The Court upheld their concerns.

The Human Rights Commission said that this case raises significant human rights concerns.

Justice Panckhurst said the Government’s decision on the compensation policy and the offers made for vacant land and uninsured properties was not according to law. The Court has directed Canterbury Earthquake Recovery Minister Gerry Brownlee and CERA CEO Roger Sutton to reconsider and “reach a new decision” about purchasing these properties.

The Government should respect the Court’s decision and work out a fair deal for this small group. Instead, Minister Brownlee has just confirmed that the Government will appeal the ruling.

And what does our Prime Minister say? He said that the 50% offer was appropriate and that “one option, of course, is the government just says ‘well okay, thanks very much, it’s been a lot of fun’ [and walks away]”.

The Quake Outcasts deserve a fair deal for their bare land. Not being able to insure it is not their fault. The decision to create the residential red zone and CERA’s clearance strategy of demolishing homes, reducing services and clearing land means they are or will be denied the ability to use their land.

These people have mortgages they have to pay. They want to be able to move on. They can’t do that if they only receive half of the value of their property.

The Government has spent more than $1.7 billion on Crown purchases in the residential red zone. The cost of doing the right thing by the 46 members of Quake Outcasts and Fowler Developments will be a few million more. But it’s the fair thing and the right thing to do.

And it’s about implementing one of the purposes of the CERA Act to ensure that affected communities recover from the impacts of the earthquakes.

6 thoughts on “Fair offer needed for Quake Outcasts and owners of bare land

  1. Fair offer needed for Share Outcasts and owners of shares.

    Not being able to insure shares is not their fault.These people have mortgages they have to pay. They want to be able to move on. They can’t do that if they only receive half of the value of their shares.

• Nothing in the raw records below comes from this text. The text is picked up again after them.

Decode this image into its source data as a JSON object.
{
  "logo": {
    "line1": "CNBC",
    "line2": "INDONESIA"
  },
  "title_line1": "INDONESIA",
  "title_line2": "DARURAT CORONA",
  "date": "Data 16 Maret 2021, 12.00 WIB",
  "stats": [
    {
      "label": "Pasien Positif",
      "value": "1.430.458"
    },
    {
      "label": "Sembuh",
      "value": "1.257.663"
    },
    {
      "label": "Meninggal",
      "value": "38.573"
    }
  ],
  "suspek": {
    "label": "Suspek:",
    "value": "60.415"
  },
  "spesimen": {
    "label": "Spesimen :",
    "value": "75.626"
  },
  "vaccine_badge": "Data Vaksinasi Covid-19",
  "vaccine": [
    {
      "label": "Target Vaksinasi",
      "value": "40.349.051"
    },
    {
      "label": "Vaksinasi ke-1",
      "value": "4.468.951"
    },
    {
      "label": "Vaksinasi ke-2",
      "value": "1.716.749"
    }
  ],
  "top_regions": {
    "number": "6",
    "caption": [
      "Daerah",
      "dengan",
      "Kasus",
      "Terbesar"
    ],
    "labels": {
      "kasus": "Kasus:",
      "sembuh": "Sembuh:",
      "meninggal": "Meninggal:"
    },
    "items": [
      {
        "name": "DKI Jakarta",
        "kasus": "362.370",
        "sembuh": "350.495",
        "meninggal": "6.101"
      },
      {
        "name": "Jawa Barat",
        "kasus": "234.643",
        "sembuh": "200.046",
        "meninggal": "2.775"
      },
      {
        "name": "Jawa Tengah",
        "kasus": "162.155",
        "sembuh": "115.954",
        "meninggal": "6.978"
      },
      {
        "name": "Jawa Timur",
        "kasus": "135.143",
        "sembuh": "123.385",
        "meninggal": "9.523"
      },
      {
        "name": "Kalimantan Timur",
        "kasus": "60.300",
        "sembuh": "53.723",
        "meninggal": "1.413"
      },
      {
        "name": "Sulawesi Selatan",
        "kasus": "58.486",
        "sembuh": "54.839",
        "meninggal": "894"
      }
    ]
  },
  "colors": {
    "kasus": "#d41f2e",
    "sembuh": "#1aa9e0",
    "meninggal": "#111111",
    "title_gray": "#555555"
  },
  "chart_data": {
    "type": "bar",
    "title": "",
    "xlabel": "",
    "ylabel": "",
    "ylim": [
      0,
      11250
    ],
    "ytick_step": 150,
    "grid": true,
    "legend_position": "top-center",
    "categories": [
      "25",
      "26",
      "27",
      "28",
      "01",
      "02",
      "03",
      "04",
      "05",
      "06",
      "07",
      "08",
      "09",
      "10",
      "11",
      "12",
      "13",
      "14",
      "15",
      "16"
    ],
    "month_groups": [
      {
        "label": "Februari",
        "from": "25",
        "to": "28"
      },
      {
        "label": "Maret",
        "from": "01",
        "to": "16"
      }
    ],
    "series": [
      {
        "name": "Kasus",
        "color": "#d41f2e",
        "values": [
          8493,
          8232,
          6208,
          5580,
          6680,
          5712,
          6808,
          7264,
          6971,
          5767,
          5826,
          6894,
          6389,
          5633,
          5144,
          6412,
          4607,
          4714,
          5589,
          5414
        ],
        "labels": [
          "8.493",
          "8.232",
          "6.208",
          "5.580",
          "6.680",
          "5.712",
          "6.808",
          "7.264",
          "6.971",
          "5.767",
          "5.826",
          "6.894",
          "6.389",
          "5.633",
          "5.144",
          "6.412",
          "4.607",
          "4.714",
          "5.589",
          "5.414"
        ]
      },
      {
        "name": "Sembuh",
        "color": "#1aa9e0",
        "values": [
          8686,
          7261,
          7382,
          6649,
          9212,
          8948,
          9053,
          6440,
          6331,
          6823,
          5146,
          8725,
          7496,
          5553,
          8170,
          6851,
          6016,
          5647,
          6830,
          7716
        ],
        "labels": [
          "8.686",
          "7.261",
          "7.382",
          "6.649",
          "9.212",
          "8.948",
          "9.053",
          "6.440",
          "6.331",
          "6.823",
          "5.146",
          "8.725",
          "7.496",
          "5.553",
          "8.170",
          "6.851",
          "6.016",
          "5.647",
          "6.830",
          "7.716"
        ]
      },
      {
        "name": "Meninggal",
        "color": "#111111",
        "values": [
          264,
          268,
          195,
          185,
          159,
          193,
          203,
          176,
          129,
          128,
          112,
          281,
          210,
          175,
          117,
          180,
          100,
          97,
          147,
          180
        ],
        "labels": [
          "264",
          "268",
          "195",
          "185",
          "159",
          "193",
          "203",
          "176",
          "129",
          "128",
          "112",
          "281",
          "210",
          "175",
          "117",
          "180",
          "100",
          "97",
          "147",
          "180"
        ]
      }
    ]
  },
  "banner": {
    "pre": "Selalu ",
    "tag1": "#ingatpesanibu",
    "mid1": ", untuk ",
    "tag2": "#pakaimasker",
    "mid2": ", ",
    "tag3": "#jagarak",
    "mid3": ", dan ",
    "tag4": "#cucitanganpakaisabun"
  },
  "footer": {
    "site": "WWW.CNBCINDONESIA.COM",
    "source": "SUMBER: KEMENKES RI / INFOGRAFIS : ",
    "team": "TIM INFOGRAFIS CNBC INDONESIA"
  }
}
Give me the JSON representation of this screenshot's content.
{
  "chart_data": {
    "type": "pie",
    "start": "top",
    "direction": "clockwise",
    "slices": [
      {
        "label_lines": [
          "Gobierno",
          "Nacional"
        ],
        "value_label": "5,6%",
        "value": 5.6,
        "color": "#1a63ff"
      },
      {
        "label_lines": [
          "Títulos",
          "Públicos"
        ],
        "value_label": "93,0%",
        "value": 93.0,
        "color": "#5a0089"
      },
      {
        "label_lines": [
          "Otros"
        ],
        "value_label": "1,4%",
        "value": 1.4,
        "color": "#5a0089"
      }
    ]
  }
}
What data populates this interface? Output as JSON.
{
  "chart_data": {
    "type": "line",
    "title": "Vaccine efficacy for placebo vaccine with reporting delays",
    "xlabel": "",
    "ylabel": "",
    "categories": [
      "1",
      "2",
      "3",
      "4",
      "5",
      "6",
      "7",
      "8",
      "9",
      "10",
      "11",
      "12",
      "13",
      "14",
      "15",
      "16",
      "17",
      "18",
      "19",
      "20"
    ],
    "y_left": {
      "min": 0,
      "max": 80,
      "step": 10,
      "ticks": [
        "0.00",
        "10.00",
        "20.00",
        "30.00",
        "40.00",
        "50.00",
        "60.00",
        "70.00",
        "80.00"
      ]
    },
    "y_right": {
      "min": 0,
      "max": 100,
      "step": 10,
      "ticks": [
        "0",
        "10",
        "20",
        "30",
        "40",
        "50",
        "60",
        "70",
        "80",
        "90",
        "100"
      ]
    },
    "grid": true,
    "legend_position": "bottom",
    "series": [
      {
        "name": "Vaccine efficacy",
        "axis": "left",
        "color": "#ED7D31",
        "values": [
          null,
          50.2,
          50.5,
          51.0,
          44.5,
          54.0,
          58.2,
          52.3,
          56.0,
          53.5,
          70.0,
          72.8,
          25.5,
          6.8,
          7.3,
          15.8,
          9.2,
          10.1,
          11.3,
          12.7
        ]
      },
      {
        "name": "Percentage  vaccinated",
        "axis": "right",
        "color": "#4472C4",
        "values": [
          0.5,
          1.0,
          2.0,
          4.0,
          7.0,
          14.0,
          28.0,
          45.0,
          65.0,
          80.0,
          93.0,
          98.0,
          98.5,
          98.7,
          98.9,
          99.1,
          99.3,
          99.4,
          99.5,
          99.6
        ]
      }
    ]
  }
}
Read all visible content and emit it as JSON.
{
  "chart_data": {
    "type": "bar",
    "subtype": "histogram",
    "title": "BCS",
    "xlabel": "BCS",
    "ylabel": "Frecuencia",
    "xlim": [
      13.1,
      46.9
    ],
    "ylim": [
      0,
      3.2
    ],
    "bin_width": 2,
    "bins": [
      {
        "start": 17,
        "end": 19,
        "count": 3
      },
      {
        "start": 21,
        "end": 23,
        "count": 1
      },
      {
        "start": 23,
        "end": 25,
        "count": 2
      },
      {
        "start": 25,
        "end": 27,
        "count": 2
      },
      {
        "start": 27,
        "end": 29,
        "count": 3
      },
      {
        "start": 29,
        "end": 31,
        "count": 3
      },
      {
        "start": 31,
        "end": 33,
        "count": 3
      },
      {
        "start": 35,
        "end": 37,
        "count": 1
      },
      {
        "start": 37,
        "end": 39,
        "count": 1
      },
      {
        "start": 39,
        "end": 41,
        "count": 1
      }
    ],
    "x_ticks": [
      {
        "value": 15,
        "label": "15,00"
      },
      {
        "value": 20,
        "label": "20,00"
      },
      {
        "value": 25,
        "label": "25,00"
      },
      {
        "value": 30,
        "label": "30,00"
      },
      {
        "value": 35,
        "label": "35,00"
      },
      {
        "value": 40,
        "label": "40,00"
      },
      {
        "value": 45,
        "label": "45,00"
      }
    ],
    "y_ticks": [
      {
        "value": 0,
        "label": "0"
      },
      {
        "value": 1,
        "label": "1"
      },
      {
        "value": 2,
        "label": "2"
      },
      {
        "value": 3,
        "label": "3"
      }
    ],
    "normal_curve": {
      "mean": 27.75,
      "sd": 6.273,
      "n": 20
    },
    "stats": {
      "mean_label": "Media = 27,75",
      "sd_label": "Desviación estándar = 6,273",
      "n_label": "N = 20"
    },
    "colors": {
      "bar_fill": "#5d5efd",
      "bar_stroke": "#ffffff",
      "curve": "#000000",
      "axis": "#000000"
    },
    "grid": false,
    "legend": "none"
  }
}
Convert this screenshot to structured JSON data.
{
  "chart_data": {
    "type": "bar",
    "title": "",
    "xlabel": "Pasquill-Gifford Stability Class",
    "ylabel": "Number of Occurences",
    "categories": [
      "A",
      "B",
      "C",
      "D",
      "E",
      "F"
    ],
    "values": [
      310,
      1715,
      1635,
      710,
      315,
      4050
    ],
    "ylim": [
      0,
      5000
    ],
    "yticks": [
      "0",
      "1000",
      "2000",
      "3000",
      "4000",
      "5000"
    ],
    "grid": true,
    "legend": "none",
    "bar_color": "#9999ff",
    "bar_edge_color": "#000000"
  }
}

    Should the New Zealand taxpayer underwrite investments on the basis they are uninsurable? Or just land? How about investments in land holding companies?

    Discuss.

    Like or Dislike: Thumb up 4 Thumb down 0 (+4)

  2. If you own a house and don’t insure it, why should I, a tax payer, compensate you for your loss. If the government pays out on these claims then why would anyone pay for insurance in the future.

    Like or Dislike: Thumb up 4 Thumb down 3 (+1)

  3. Fair offer needed for Share Outcasts and owners of shares.

    Arana! Nice to see you back.
    Excellent points btw.

    Dave – I agree wholeharetedly. If you can’t insure an improvement, you shouldn’t own it. Land is a bit tricker but in the end, force majeure and common sense does need to apply.

    Life is not without risk.

    Like or Dislike: Thumb up 0 Thumb down 2 (-2)

  4. I would like to hear from the banks regarding this issue, as those people who have a mortgage on bare land have lost half the assets backing that mortgage and are thus more likely to be unable to repay their mortage.

    The key point is that the land has lost its value not because it was damaged in the quakes but because the government changed the rules. This is a loss that isn’t insurable, and the government should compensate people fully.

    Trevor.

    Like or Dislike: Thumb up 2 Thumb down 0 (+2)

  5. The key point is that the land has lost its value not because it was damaged in the quakes but because the government changed the rules. This is a loss that isn’t insurable, and the government should compensate people fully.

    You mean just like when Labour unbundled the local loop (essentially a nationalisation of some of Telecoms assets) and prevented Auckland Airport shareholders selling their shares?

    Yes, let’s have the state compensate property owners when the state changes the rules.